The dataframe df looks like:
sample params
1 0.85102972 0, 1, Normal
2 0.67313218 5, 5, Gamma
3 3.00000000 7, 0.7, ....
4 0.08488487 2, 3, Normal
5 0.95025523 3, Student-T
Q1: How can I have the list of name distributions for all records? df$params$dist does not work. For a single record is easy, for example the third one: df$params[[3]]$dist
Q2: Is there any alternative way of storing data like this? something like a multi-dimensional dataframe? I do not want to add columns for each parameter because it will scatter the dataframe with missing values.
It's probably more natural to store information like this in a pure list structure, than in a data frame:
distList <- list(normal = list(sample=rnorm(1,0,1),params=list(mean=0,sd=1,dist="Normal")),
gamma = list(sample=rgamma(1,5,5),params=list(shape=5,rate=5,dist="Gamma")),
binom = list(sample=rbinom(1,7,0.7),params=list(size=7,prob=0.7,dist="Binomial")),
normal2 = list(sample=rnorm(1,2,3),params=list(mean=2,sd=3,dist="Normal")),
tdist = list(sample=rt(1,3),params=list(df=3,dist="Student-T")))
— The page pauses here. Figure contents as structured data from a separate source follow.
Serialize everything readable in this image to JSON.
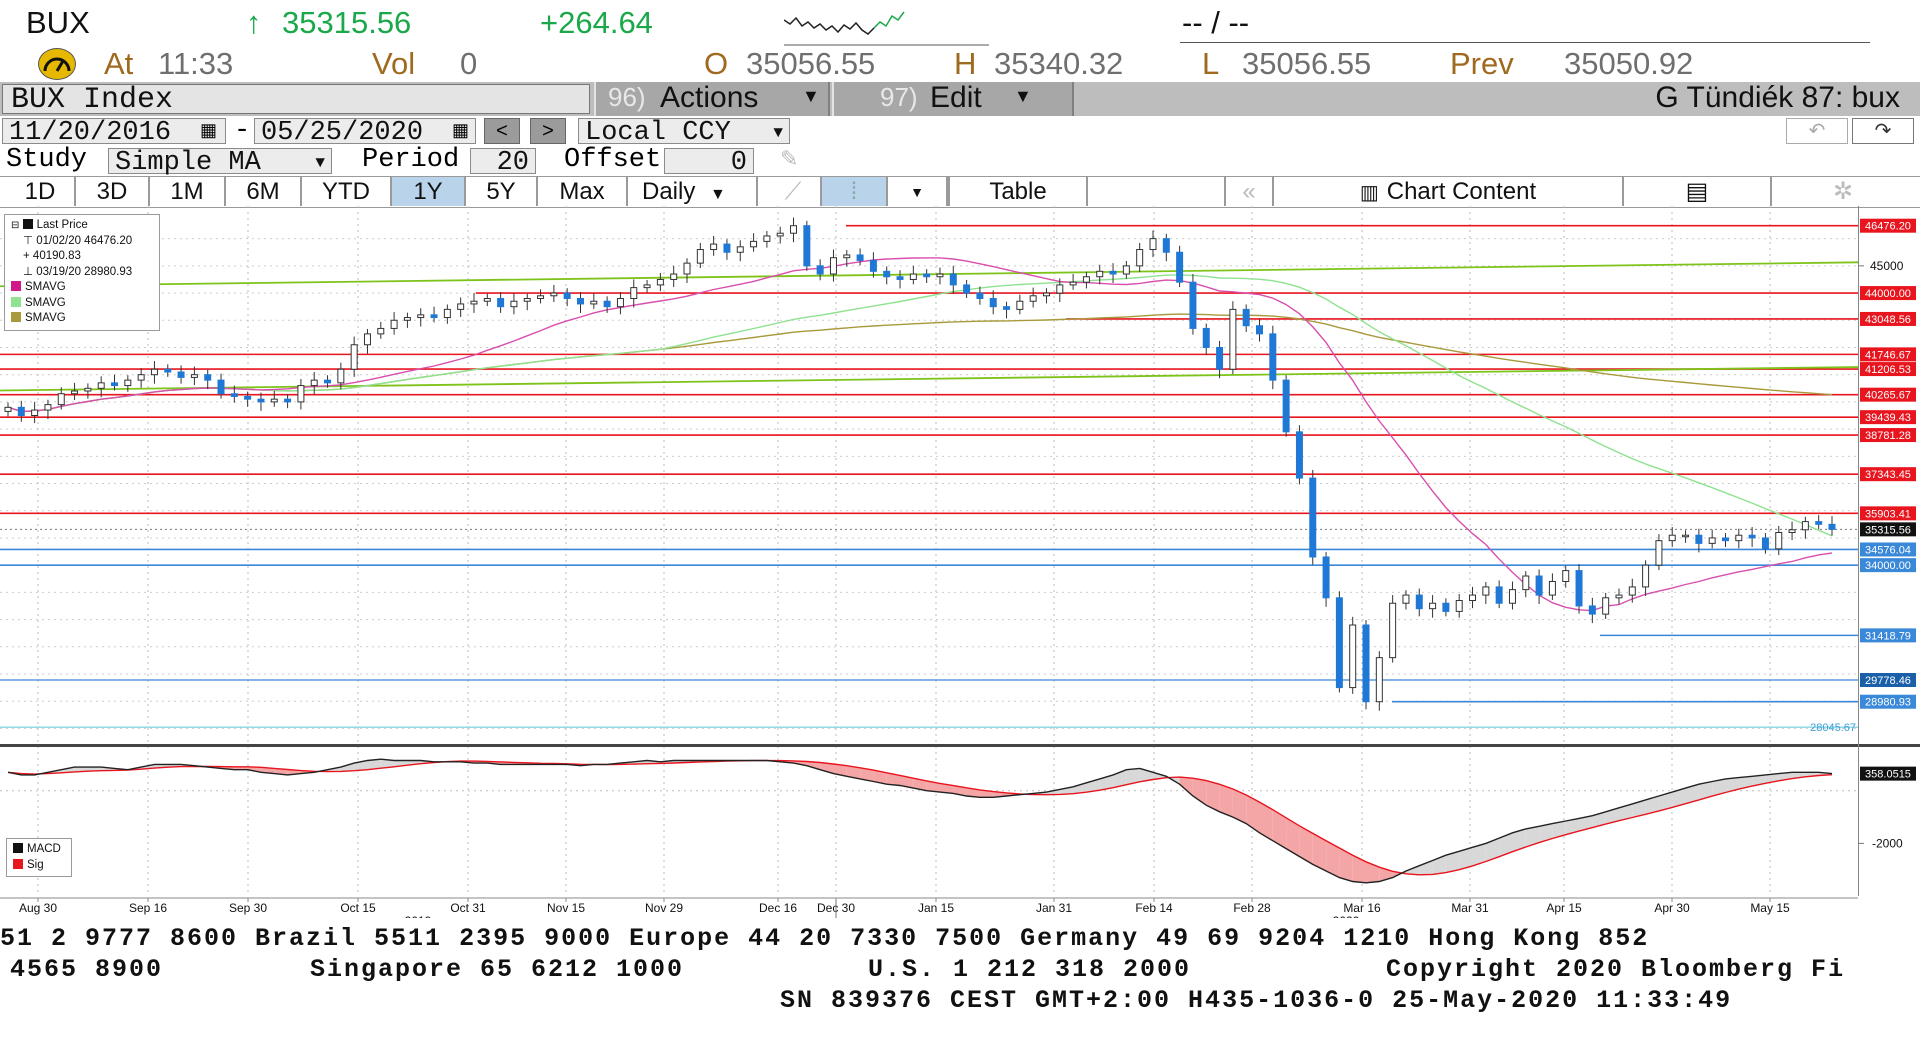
{
  "quote": {
    "ticker": "BUX",
    "arrow": "↑",
    "last": "35315.56",
    "change": "+264.64",
    "bid_ask": "-- / --",
    "time_prefix": "At",
    "time": "11:33",
    "vol_label": "Vol",
    "vol": "0",
    "open_label": "O",
    "open": "35056.55",
    "high_label": "H",
    "high": "35340.32",
    "low_label": "L",
    "low": "35056.55",
    "prev_label": "Prev",
    "prev": "35050.92"
  },
  "titlebar": {
    "security": "BUX Index",
    "actions_num": "96)",
    "actions": "Actions",
    "edit_num": "97)",
    "edit": "Edit",
    "workspace": "G Tündiék 87: bux"
  },
  "range": {
    "start": "11/20/2016",
    "sep": "-",
    "end": "05/25/2020",
    "currency": "Local CCY"
  },
  "study": {
    "label": "Study",
    "value": "Simple MA",
    "period_label": "Period",
    "period": "20",
    "offset_label": "Offset",
    "offset": "0"
  },
  "tabs": [
    "1D",
    "3D",
    "1M",
    "6M",
    "YTD",
    "1Y",
    "5Y",
    "Max"
  ],
  "selected_tab": "1Y",
  "periodicity": "Daily",
  "table_label": "Table",
  "chart_content_label": "Chart Content",
  "legend": {
    "title": "Last Price",
    "high": "01/02/20 46476.20",
    "avg": "40190.83",
    "low": "03/19/20 28980.93",
    "sma1": "SMAVG",
    "sma2": "SMAVG",
    "sma3": "SMAVG"
  },
  "macd_legend": {
    "macd": "MACD",
    "sig": "Sig"
  },
  "colors": {
    "candle": "#1f78d6",
    "sma20": "#d94fae",
    "sma50": "#8fe28f",
    "sma200": "#a89a3c",
    "resistance": "#e8141e",
    "support": "#3a88d8",
    "trend": "#7ec31a",
    "macd": "#222222",
    "signal": "#e8141e"
  },
  "chart_data": {
    "type": "candlestick",
    "ylim": [
      27500,
      47200
    ],
    "y_ticks": [
      45000
    ],
    "price_labels": [
      "46476.20",
      "44000.00",
      "43048.56",
      "41746.67",
      "41206.53",
      "40265.67",
      "39439.43",
      "38781.28",
      "37343.45",
      "35903.41",
      "35315.56",
      "34576.04",
      "34000.00",
      "31418.79",
      "29778.46",
      "28980.93",
      "28045.67"
    ],
    "resistance_levels": [
      46476.2,
      44000.0,
      43048.56,
      41746.67,
      41206.53,
      40265.67,
      39439.43,
      38781.28,
      37343.45,
      35903.41
    ],
    "support_levels": [
      34576.04,
      34000.0,
      31418.79,
      28980.93
    ],
    "other_levels": [
      29778.46,
      28045.67
    ],
    "x_tick_labels": [
      "Aug 30",
      "Sep 16",
      "Sep 30",
      "Oct 15",
      "Oct 31",
      "Nov 15",
      "Nov 29",
      "Dec 16",
      "Dec 30",
      "Jan 15",
      "Jan 31",
      "Feb 14",
      "Feb 28",
      "Mar 16",
      "Mar 31",
      "Apr 15",
      "Apr 30",
      "May 15"
    ],
    "year_labels": [
      "2019",
      "2020"
    ],
    "close": [
      39800,
      39500,
      39700,
      39900,
      40300,
      40400,
      40500,
      40700,
      40600,
      40800,
      41000,
      41200,
      41100,
      40900,
      41000,
      40800,
      40300,
      40200,
      40100,
      40000,
      40100,
      40000,
      40600,
      40800,
      40700,
      41200,
      42100,
      42500,
      42700,
      43000,
      43100,
      43200,
      43100,
      43400,
      43600,
      43700,
      43800,
      43500,
      43700,
      43800,
      43900,
      44000,
      43800,
      43600,
      43700,
      43500,
      43800,
      44200,
      44300,
      44500,
      44700,
      45100,
      45600,
      45800,
      45500,
      45700,
      45900,
      46100,
      46200,
      46476,
      45000,
      44700,
      45300,
      45400,
      45200,
      44800,
      44600,
      44500,
      44700,
      44600,
      44700,
      44300,
      44000,
      43800,
      43500,
      43400,
      43700,
      43900,
      44000,
      44300,
      44400,
      44600,
      44800,
      44700,
      45000,
      45600,
      46000,
      45500,
      44400,
      42700,
      42000,
      41200,
      43400,
      42800,
      42500,
      40800,
      38900,
      37200,
      34300,
      32800,
      29500,
      31800,
      28980,
      30600,
      32600,
      32900,
      32400,
      32600,
      32300,
      32700,
      32900,
      33200,
      32600,
      33100,
      33600,
      32900,
      33400,
      33800,
      32500,
      32200,
      32800,
      32900,
      33200,
      34000,
      34900,
      35100,
      35100,
      34800,
      35000,
      34900,
      35100,
      35000,
      34600,
      35200,
      35300,
      35600,
      35500,
      35315
    ],
    "macd": [
      700,
      600,
      600,
      700,
      800,
      900,
      900,
      900,
      850,
      800,
      900,
      1000,
      1000,
      1000,
      950,
      900,
      850,
      800,
      800,
      700,
      650,
      600,
      650,
      700,
      800,
      900,
      1050,
      1150,
      1200,
      1150,
      1150,
      1150,
      1100,
      1100,
      1100,
      1050,
      1050,
      1000,
      1000,
      1000,
      1000,
      1000,
      1000,
      950,
      1000,
      1000,
      1050,
      1100,
      1150,
      1100,
      1150,
      1150,
      1150,
      1150,
      1150,
      1150,
      1150,
      1150,
      1100,
      1050,
      950,
      800,
      650,
      550,
      450,
      350,
      250,
      200,
      100,
      0,
      -50,
      -100,
      -200,
      -250,
      -250,
      -200,
      -150,
      -100,
      -50,
      50,
      150,
      300,
      450,
      600,
      800,
      850,
      700,
      550,
      250,
      -200,
      -550,
      -800,
      -1000,
      -1250,
      -1600,
      -1900,
      -2200,
      -2500,
      -2800,
      -3050,
      -3300,
      -3450,
      -3500,
      -3450,
      -3300,
      -3050,
      -2850,
      -2650,
      -2450,
      -2300,
      -2150,
      -2000,
      -1800,
      -1600,
      -1450,
      -1350,
      -1250,
      -1150,
      -1050,
      -950,
      -800,
      -650,
      -500,
      -350,
      -200,
      -50,
      100,
      250,
      350,
      450,
      500,
      550,
      600,
      650,
      700,
      700,
      700,
      650
    ]
  }
}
And then if you want to extract just the distribution name from each, we can use sapply to loop over the list and extract just that piece:
sapply(distList,function(x) x[[2]]$dist)
normal gamma binom normal2 tdist
"Normal" "Gamma" "Binomial" "Normal" "Student-T"
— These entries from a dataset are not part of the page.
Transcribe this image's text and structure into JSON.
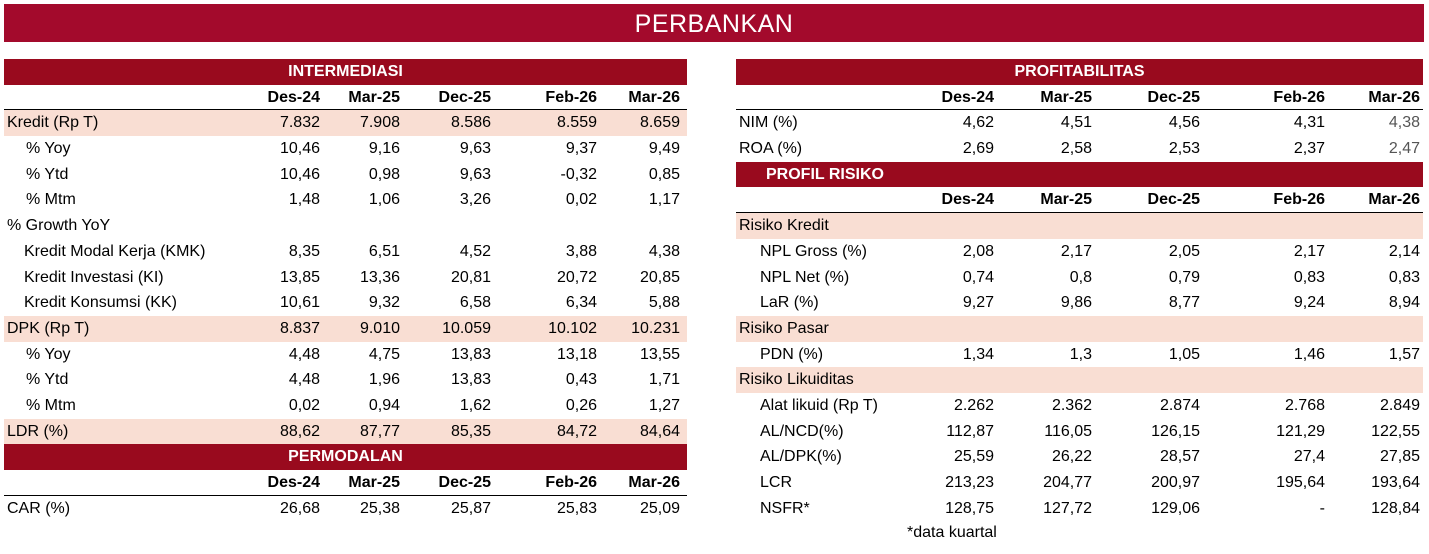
{
  "title": "PERBANKAN",
  "columns": [
    "Des-24",
    "Mar-25",
    "Dec-25",
    "Feb-26",
    "Mar-26"
  ],
  "intermediasi": {
    "header": "INTERMEDIASI",
    "rows": [
      {
        "label": "Kredit (Rp T)",
        "values": [
          "7.832",
          "7.908",
          "8.586",
          "8.559",
          "8.659"
        ]
      },
      {
        "label": "% Yoy",
        "values": [
          "10,46",
          "9,16",
          "9,63",
          "9,37",
          "9,49"
        ]
      },
      {
        "label": "% Ytd",
        "values": [
          "10,46",
          "0,98",
          "9,63",
          "-0,32",
          "0,85"
        ]
      },
      {
        "label": "% Mtm",
        "values": [
          "1,48",
          "1,06",
          "3,26",
          "0,02",
          "1,17"
        ]
      },
      {
        "label": "% Growth YoY",
        "values": [
          "",
          "",
          "",
          "",
          ""
        ]
      },
      {
        "label": "Kredit Modal Kerja (KMK)",
        "values": [
          "8,35",
          "6,51",
          "4,52",
          "3,88",
          "4,38"
        ]
      },
      {
        "label": "Kredit Investasi (KI)",
        "values": [
          "13,85",
          "13,36",
          "20,81",
          "20,72",
          "20,85"
        ]
      },
      {
        "label": "Kredit Konsumsi (KK)",
        "values": [
          "10,61",
          "9,32",
          "6,58",
          "6,34",
          "5,88"
        ]
      },
      {
        "label": "DPK (Rp T)",
        "values": [
          "8.837",
          "9.010",
          "10.059",
          "10.102",
          "10.231"
        ]
      },
      {
        "label": "% Yoy",
        "values": [
          "4,48",
          "4,75",
          "13,83",
          "13,18",
          "13,55"
        ]
      },
      {
        "label": "% Ytd",
        "values": [
          "4,48",
          "1,96",
          "13,83",
          "0,43",
          "1,71"
        ]
      },
      {
        "label": "% Mtm",
        "values": [
          "0,02",
          "0,94",
          "1,62",
          "0,26",
          "1,27"
        ]
      },
      {
        "label": "LDR (%)",
        "values": [
          "88,62",
          "87,77",
          "85,35",
          "84,72",
          "84,64"
        ]
      }
    ]
  },
  "permodalan": {
    "header": "PERMODALAN",
    "rows": [
      {
        "label": "CAR (%)",
        "values": [
          "26,68",
          "25,38",
          "25,87",
          "25,83",
          "25,09"
        ]
      }
    ]
  },
  "profitabilitas": {
    "header": "PROFITABILITAS",
    "rows": [
      {
        "label": "NIM (%)",
        "values": [
          "4,62",
          "4,51",
          "4,56",
          "4,31",
          "4,38"
        ]
      },
      {
        "label": "ROA (%)",
        "values": [
          "2,69",
          "2,58",
          "2,53",
          "2,37",
          "2,47"
        ]
      }
    ]
  },
  "profil_risiko": {
    "header": "PROFIL RISIKO",
    "rows": [
      {
        "label": "Risiko Kredit",
        "values": [
          "",
          "",
          "",
          "",
          ""
        ]
      },
      {
        "label": "NPL Gross (%)",
        "values": [
          "2,08",
          "2,17",
          "2,05",
          "2,17",
          "2,14"
        ]
      },
      {
        "label": "NPL Net (%)",
        "values": [
          "0,74",
          "0,8",
          "0,79",
          "0,83",
          "0,83"
        ]
      },
      {
        "label": "LaR (%)",
        "values": [
          "9,27",
          "9,86",
          "8,77",
          "9,24",
          "8,94"
        ]
      },
      {
        "label": "Risiko Pasar",
        "values": [
          "",
          "",
          "",
          "",
          ""
        ]
      },
      {
        "label": "PDN (%)",
        "values": [
          "1,34",
          "1,3",
          "1,05",
          "1,46",
          "1,57"
        ]
      },
      {
        "label": "Risiko Likuiditas",
        "values": [
          "",
          "",
          "",
          "",
          ""
        ]
      },
      {
        "label": "Alat likuid (Rp T)",
        "values": [
          "2.262",
          "2.362",
          "2.874",
          "2.768",
          "2.849"
        ]
      },
      {
        "label": "AL/NCD(%)",
        "values": [
          "112,87",
          "116,05",
          "126,15",
          "121,29",
          "122,55"
        ]
      },
      {
        "label": "AL/DPK(%)",
        "values": [
          "25,59",
          "26,22",
          "28,57",
          "27,4",
          "27,85"
        ]
      },
      {
        "label": "LCR",
        "values": [
          "213,23",
          "204,77",
          "200,97",
          "195,64",
          "193,64"
        ]
      },
      {
        "label": "NSFR*",
        "values": [
          "128,75",
          "127,72",
          "129,06",
          "-",
          "128,84"
        ]
      }
    ]
  },
  "footnote": "*data kuartal"
}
If you absolutely must store this information in a data frame, one way of doing so springs to mind. You're currently using a params column in your data frame to store the parameters associated with the distributions. Perhaps a better way of doing this would be to (i) identify the maximum number of parameters that you'll need for any distribution, (ii) store the distribution names in a field called df$distribution, and (iii) store the parameters in dedicated parameter columns, the meaning of which will have to be decided upon based on the type of distribution.
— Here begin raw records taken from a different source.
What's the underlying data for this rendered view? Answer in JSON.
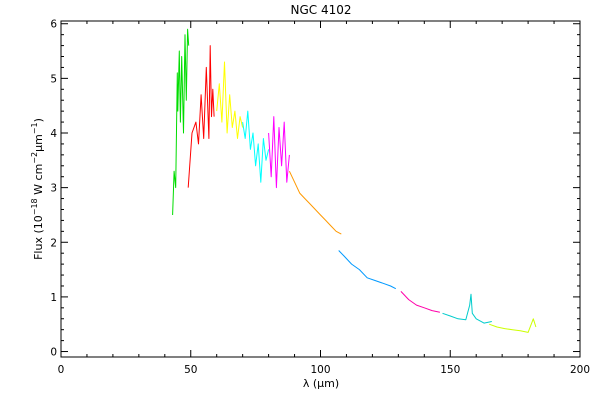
{
  "chart_data": {
    "type": "line",
    "title": "NGC 4102",
    "xlabel": "λ (μm)",
    "ylabel": "Flux (10^-18 W cm^-2 μm^-1)",
    "ylabel_parts": {
      "prefix": "Flux (10",
      "exp1": "−18",
      "mid": " W cm",
      "exp2": "−2",
      "mu": "μ",
      "mid2": "m",
      "exp3": "−1",
      "suffix": ")"
    },
    "xlim": [
      0,
      200
    ],
    "ylim": [
      -0.1,
      6.05
    ],
    "xticks": [
      0,
      50,
      100,
      150,
      200
    ],
    "xtick_labels": [
      "0",
      "50",
      "100",
      "150",
      "200"
    ],
    "yticks": [
      0,
      1,
      2,
      3,
      4,
      5,
      6
    ],
    "ytick_labels": [
      "0",
      "1",
      "2",
      "3",
      "4",
      "5",
      "6"
    ],
    "grid": false,
    "series": [
      {
        "color": "#00dd00",
        "x": [
          43.0,
          43.6,
          44.2,
          44.8,
          45.0,
          45.6,
          46.0,
          46.5,
          47.2,
          47.8,
          48.3,
          48.8,
          49.2
        ],
        "y": [
          2.5,
          3.3,
          3.0,
          5.1,
          4.4,
          5.5,
          4.2,
          5.4,
          4.0,
          5.8,
          4.6,
          5.9,
          5.6
        ]
      },
      {
        "color": "#ff0000",
        "x": [
          49.0,
          50.5,
          52.0,
          53.0,
          54.0,
          55.0,
          56.0,
          57.0,
          57.5,
          58.0,
          58.5,
          59.0
        ],
        "y": [
          3.0,
          4.0,
          4.2,
          3.8,
          4.7,
          3.9,
          5.2,
          3.9,
          5.6,
          4.3,
          4.8,
          4.3
        ]
      },
      {
        "color": "#ffff00",
        "x": [
          60.0,
          61.0,
          62.0,
          63.0,
          64.0,
          65.0,
          66.0,
          67.0,
          68.0,
          69.0,
          70.0
        ],
        "y": [
          4.4,
          4.9,
          4.2,
          5.3,
          4.0,
          4.7,
          4.1,
          4.4,
          3.9,
          4.3,
          4.1
        ]
      },
      {
        "color": "#00ffff",
        "x": [
          70.0,
          71.0,
          72.0,
          73.0,
          74.0,
          75.0,
          76.0,
          77.0,
          78.0,
          79.0,
          80.0
        ],
        "y": [
          4.2,
          3.9,
          4.4,
          3.7,
          4.0,
          3.4,
          3.8,
          3.1,
          3.9,
          3.5,
          3.7
        ]
      },
      {
        "color": "#ff00ff",
        "x": [
          80.0,
          81.0,
          82.0,
          83.0,
          84.0,
          85.0,
          86.0,
          87.0,
          88.0
        ],
        "y": [
          4.0,
          3.2,
          4.3,
          3.0,
          4.1,
          3.4,
          4.2,
          3.1,
          3.6
        ]
      },
      {
        "color": "#ff9900",
        "x": [
          88.0,
          90.0,
          92.0,
          94.0,
          96.0,
          98.0,
          100.0,
          102.0,
          104.0,
          106.0,
          108.0
        ],
        "y": [
          3.3,
          3.1,
          2.9,
          2.8,
          2.7,
          2.6,
          2.5,
          2.4,
          2.3,
          2.2,
          2.15
        ]
      },
      {
        "color": "#0099ff",
        "x": [
          107.0,
          109.0,
          112.0,
          115.0,
          118.0,
          121.0,
          124.0,
          127.0,
          129.0
        ],
        "y": [
          1.85,
          1.75,
          1.6,
          1.5,
          1.35,
          1.3,
          1.25,
          1.2,
          1.15
        ]
      },
      {
        "color": "#ff00aa",
        "x": [
          131.0,
          134.0,
          137.0,
          140.0,
          143.0,
          146.0
        ],
        "y": [
          1.1,
          0.95,
          0.85,
          0.8,
          0.75,
          0.72
        ]
      },
      {
        "color": "#00cccc",
        "x": [
          147.0,
          150.0,
          153.0,
          156.0,
          157.5,
          158.0,
          158.5,
          160.0,
          163.0,
          166.0
        ],
        "y": [
          0.7,
          0.65,
          0.6,
          0.58,
          0.85,
          1.05,
          0.7,
          0.6,
          0.52,
          0.55
        ]
      },
      {
        "color": "#ccff00",
        "x": [
          165.0,
          168.0,
          171.0,
          174.0,
          177.0,
          180.0,
          182.0,
          183.0
        ],
        "y": [
          0.5,
          0.45,
          0.42,
          0.4,
          0.38,
          0.35,
          0.6,
          0.45
        ]
      }
    ]
  }
}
For instance, any row with df$distribution = 'Normal' should have df$param1 = and df$param2 = . A row with df$distribution='Student' should have df$param1 = and df$param2 = NA. Something like the following:
dg <- data.frame(sample=rnorm(1, 0, 1), distribution='Normal',
param1=0, param2=1)
dg <- rbind(dg, data.frame(sample=rgamma(1, 5, 5),
distribution='Gamma', param1=5, param2=5))
dg <- rbind(dg, data.frame(sample=rt(1, 3), distribution='Student',
param1=3, param2=NA))
It's ugly, but it will give you what you want. And don't worry about the missing values; missing values are a fact of life when dealing with non-trivial data frames. They can be dealt with easily in R by appropriate use of things like na.rm and complete.cases().
Based on the data frame you have above,
sapply(df$params,"[[","dist")
(or lapply if you prefer) would work.
I would probably put at least the names of the distributions in their own column, even if you want the parameters to be in variable-length lists.